Я разделял чувства мамы, когда та объявляла, что пойдет смотреть, как вешают Гомулку. Этого она, понятное дело, так и не дождалась. Издевки, повторяемые из года в год, были единственным подобием справедливости.
Где-то в девяностых вышел первый – потом их было много – том воспоминаний детей Холокоста. Помню встречу – кажется, тогда уже вошло в обиход слово «презентация», – я помню презентацию этих детей Холокоста. Узкий зал в Литературном музее, шуршащие зимние куртки, натертый мастикой пол – растаявший снег из-под ботинок растекался по желтоватым дощечкам паркета, вода впитывалась в щели, – и люди, примостившиеся на стульях.
Я знал шебутных друзей моих родителей. Но они были послевоенные. Первые послевоенные дети. Запрограммированные на беззаботность. Люди, собравшиеся в сводчатом зале, казались намного старше. Никогда раньше мне не было так грустно.
В конце серой книги напечатали биографические справки. Лаконичное доказательство, что впереди еще что-то было. Люди, вытащенные из подвалов, из укрытий, из монастырей, строили свою жизнь. Заканчивали школы, шли на работу, заводили семьи – новые семьи, которым что-то рассказывали или в которых молчали.
В очередных строчках мелькали названия институтов, организаций, учреждений, населенных пунктов, текст пестрел датами. Каждая биография шла своим чередом, и был только один пункт, в котором все они еще могли встретиться.
Позже я часто видел это. 68. Во многих жизнеописаниях значились эти цифры. Как раз тогда прокурор становился юрисконсультантом в кооперативе инвалидов. Сотрудник радио – пенсионером. Директор увольнялся по состоянию здоровья.
В тот год моя бабушка расплакалась:
– И зачем я рожала детей? Зачем я их рожала?
Такой вот овертайм. Привет из прошлого. Но – что было, то прошло. Не сразу, не полностью, не без последствий, но все-таки рассосалось. Ограничилось страхом.
Мы всё еще говорим о политике
Я приходил к родителям и говорил о политике. Приходил к овдовевшей маме, и мы говорили о политике. Это – единственный вид разговоров, который всегда клеился. Я ее мучил.

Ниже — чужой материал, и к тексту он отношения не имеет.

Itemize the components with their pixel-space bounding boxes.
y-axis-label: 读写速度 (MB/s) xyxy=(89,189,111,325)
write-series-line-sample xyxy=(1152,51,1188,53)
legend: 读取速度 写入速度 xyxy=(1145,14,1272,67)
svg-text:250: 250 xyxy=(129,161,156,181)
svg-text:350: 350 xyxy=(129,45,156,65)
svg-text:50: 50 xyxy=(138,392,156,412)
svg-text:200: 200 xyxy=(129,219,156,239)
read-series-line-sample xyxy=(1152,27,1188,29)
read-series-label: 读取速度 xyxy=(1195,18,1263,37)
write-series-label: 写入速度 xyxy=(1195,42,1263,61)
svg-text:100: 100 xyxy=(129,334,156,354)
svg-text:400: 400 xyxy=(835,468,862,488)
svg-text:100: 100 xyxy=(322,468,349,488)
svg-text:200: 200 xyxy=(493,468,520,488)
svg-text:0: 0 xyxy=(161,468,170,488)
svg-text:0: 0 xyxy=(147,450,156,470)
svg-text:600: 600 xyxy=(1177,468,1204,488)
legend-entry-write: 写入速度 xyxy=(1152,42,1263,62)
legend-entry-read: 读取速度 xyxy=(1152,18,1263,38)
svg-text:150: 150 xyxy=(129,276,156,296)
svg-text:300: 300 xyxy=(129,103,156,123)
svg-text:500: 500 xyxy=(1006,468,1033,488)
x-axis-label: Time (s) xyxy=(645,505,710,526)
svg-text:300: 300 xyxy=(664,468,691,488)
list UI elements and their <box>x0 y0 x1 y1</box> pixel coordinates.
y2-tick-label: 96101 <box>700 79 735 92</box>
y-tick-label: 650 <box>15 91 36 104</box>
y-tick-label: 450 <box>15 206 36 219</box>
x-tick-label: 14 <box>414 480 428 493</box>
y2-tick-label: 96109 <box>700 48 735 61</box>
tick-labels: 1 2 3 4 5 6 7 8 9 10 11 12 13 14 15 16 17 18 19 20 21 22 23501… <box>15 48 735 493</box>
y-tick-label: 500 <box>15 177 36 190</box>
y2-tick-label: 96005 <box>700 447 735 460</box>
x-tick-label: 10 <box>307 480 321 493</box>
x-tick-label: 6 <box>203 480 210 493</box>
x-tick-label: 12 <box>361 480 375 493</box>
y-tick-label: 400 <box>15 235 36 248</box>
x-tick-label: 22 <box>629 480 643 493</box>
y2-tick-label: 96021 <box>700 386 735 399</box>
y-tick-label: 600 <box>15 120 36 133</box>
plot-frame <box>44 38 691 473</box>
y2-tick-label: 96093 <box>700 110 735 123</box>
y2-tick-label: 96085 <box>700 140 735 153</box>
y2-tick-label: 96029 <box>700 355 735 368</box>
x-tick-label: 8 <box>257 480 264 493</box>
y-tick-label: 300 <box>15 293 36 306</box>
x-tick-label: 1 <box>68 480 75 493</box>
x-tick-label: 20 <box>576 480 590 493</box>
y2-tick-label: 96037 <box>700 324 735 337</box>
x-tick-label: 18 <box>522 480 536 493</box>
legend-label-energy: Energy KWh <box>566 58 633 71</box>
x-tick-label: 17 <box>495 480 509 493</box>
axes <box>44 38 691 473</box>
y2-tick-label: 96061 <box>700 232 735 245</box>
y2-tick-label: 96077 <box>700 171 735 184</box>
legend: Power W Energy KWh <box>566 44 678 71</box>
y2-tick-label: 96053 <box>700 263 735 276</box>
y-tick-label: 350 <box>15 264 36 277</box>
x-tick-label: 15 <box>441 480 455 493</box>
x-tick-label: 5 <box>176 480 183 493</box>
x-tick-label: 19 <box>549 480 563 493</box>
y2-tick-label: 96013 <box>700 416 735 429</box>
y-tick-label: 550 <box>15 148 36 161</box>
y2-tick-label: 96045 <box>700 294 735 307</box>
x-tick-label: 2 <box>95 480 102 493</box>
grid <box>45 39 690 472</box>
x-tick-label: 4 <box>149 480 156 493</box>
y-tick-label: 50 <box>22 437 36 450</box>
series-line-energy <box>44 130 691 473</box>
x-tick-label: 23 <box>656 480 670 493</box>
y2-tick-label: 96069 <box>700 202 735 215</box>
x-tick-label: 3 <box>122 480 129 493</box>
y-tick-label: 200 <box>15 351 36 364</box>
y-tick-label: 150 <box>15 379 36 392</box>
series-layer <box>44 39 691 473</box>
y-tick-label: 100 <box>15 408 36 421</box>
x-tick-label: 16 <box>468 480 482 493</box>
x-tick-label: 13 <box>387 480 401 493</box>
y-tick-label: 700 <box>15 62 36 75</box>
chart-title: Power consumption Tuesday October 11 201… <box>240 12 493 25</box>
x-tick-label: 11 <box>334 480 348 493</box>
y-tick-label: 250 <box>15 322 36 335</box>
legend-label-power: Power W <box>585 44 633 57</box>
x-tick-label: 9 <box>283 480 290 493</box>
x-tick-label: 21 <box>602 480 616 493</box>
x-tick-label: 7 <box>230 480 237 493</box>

– Видела, – спрашивал я, – вчера у Олейник (73)?
– Видела, – отвечала мама. – Отвратительный гитлерюгенд.
(Молодых политиков она не выносила еще больше, чем престарелых.)
– Да ладно, не преувеличивай. Очень способный малый, – и, видя ее реакцию, продолжал: – И красавчик.

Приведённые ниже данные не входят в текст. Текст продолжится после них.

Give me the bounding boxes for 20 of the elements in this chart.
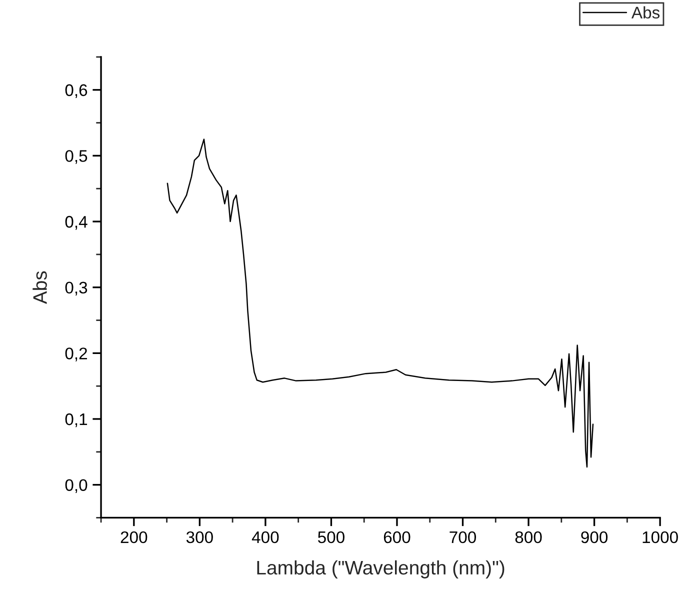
x-tick-label: 1000 [642, 531, 678, 544]
x-tick-label: 300 [186, 531, 213, 544]
x-tick-label: 400 [252, 531, 279, 544]
y-tick-label: 0,3 [65, 282, 88, 296]
x-tick-label: 600 [384, 531, 410, 544]
y-tick-label: 0,1 [65, 413, 88, 428]
x-tick-label: 800 [515, 531, 542, 544]
y-tick-label: 0,6 [65, 84, 88, 98]
x-tick-label: 700 [450, 531, 476, 544]
y-tick-label: 0,2 [65, 348, 87, 362]
x-tick-label: 200 [120, 531, 148, 544]
y-tick-label: 0,4 [65, 216, 88, 230]
y-axis-title: Abs [32, 271, 47, 304]
legend-label: Abs [631, 6, 660, 19]
x-tick-label: 900 [581, 531, 608, 544]
line-series [166, 138, 594, 468]
x-tick-label: 500 [318, 531, 344, 544]
y-tick-label: 0,5 [65, 150, 88, 164]
x-axis-title: Lambda ("Wavelength (nm)") [257, 560, 504, 578]
y-tick-label: 0,0 [65, 479, 88, 493]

– Идиот! – кипятилась мать. Я делал вид, что не понимаю, кого она имеет в виду.
– Может, и идиот, но председатель ему очень доверяет.
– Очень смешно, но хватит.
– Может, я за него проголосую.
– Только попробуй.
– А что, запретишь?
– Не будет тебе шарлоток. Не будет тебе обедов. Я лишу тебя наследства.
* * *
Я специально приходил, когда у нее был включен телевизор. Мы в сотый раз смотрели на этих мелких жуликов. Слушали их болтовню. Грузных, потертых парламентских ветеранов. Лысеющих функционеров, бывших войтов (74), председателей домоуправления, школьных завучей, директоров бассейнов, наконец-то выплывающих на широкие хлорированные воды отечественной политики. А также более молодых, гладких и блестящих претендентов на власть, достаточно долго тренировавшихся в искусстве поддакивания, чтобы окончательно потерять индивидуальные черты.

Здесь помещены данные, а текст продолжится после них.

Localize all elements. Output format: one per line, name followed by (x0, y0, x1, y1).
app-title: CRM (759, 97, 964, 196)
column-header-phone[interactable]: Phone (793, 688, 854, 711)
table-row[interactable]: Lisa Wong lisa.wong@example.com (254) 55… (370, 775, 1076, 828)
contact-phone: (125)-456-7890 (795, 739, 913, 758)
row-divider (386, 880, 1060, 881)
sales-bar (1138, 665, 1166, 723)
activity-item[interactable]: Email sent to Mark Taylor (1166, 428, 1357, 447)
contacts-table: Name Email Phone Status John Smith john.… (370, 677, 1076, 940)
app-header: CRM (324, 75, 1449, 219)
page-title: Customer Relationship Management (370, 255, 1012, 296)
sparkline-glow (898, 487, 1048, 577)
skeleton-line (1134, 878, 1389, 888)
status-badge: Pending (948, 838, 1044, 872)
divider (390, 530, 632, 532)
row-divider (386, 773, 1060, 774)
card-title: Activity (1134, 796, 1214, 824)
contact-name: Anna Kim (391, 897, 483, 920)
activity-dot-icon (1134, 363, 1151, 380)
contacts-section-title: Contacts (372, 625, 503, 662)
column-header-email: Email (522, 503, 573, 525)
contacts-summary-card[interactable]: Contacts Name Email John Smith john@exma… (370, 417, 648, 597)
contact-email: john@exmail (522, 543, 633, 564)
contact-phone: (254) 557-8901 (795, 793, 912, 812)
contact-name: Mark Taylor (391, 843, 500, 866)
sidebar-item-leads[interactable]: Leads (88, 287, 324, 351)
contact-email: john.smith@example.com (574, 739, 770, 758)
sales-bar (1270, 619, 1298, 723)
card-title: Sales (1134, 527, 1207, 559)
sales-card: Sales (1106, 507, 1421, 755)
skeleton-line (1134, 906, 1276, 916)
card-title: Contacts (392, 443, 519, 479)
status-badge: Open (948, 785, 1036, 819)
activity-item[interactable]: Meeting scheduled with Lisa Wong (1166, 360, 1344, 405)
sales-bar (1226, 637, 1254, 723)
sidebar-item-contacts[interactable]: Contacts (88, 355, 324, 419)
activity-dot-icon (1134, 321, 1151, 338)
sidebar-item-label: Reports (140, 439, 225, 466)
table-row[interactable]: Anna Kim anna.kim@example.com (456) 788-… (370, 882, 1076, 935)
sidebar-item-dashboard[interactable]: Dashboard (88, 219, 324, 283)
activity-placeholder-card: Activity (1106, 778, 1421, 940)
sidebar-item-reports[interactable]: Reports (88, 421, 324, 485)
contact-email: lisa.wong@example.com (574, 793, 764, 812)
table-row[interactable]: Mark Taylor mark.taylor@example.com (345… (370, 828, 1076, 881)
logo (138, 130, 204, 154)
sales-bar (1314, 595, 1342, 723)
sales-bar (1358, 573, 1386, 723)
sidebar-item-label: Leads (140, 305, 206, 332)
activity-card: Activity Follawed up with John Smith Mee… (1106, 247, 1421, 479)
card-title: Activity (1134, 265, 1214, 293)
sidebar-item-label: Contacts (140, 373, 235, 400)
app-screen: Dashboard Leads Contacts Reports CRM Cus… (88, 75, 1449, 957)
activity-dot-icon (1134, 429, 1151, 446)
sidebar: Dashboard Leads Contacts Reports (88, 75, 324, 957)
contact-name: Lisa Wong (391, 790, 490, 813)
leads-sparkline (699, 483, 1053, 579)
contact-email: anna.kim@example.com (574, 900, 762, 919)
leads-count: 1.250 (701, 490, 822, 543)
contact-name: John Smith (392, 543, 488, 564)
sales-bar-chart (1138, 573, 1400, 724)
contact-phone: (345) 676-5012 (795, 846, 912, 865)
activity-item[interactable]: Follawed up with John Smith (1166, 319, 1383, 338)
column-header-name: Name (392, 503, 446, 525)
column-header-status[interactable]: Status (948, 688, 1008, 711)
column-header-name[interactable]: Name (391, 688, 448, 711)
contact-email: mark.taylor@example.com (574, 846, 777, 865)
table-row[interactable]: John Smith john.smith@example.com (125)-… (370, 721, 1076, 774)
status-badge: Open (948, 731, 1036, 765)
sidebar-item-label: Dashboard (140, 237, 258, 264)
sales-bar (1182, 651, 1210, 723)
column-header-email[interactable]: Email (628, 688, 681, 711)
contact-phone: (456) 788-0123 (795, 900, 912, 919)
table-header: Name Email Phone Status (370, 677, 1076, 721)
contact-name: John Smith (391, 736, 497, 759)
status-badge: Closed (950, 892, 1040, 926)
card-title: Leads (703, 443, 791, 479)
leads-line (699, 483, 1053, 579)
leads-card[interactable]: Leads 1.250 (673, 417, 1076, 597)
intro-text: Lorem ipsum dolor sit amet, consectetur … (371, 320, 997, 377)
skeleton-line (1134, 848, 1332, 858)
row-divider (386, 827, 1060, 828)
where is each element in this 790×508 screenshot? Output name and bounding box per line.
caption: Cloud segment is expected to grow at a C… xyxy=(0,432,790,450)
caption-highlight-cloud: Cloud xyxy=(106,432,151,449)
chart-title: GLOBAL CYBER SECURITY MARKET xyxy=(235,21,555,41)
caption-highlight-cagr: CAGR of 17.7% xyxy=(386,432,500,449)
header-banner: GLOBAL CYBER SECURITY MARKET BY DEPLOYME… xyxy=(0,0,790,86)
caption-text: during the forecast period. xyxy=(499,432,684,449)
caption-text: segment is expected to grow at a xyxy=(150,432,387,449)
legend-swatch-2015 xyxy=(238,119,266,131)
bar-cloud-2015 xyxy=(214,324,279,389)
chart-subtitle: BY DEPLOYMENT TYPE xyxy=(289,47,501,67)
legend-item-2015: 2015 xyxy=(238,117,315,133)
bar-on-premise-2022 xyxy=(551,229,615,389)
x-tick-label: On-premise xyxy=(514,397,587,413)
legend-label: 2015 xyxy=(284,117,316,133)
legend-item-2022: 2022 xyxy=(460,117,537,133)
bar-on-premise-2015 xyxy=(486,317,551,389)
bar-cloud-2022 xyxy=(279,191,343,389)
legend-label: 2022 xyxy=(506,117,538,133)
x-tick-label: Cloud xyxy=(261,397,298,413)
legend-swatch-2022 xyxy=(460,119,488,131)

Восхитительно было наблюдать за их семенящими шажками по правительственным коридорам. Следить за судьбой союзов. Коалиций. Отмечать взлеты и падения.
Политика позволяет не думать ни о чем другом. О счетах, платежах, результатах анализов. О родителях, на которых мы в обиде. О детях, упорно несчастных несмотря на все, что мы для них делаем.
Политика – это то, на что мы уже никак не повлияем. Тут не помогут зубная нить или паста с фтором. Не поможет отказ от красного мяса и сладкого. Не поможет зарядка. Бегоходьба. Бассейн. Контрольные анализы.
Мы ни в чем не виноваты. Политика – наш аналог английской погоды.
Или тот мальчик, которого моя бабушка встретила в какой-то квартире. Мальчик, которому запретили подходить к окну, чтобы никто не увидел его смешную фигуру за стеклом, и который вежливо спросил: «А вы уже слышали про уши?» Потому что о носе знал каждый ребенок. Где была та квартира? В какой части города? В каком году? Что с ней стало?
Наша история складывалась исключительно из баек. Их герои появлялись на миг. Произносили одну реплику. Делали что-то забавное и почтительно удалялись.
Байка – это точка. Наша история складывалась из рассеянных точек, которые невозможно было соединить линиями.
Байки – антоним генеалогии.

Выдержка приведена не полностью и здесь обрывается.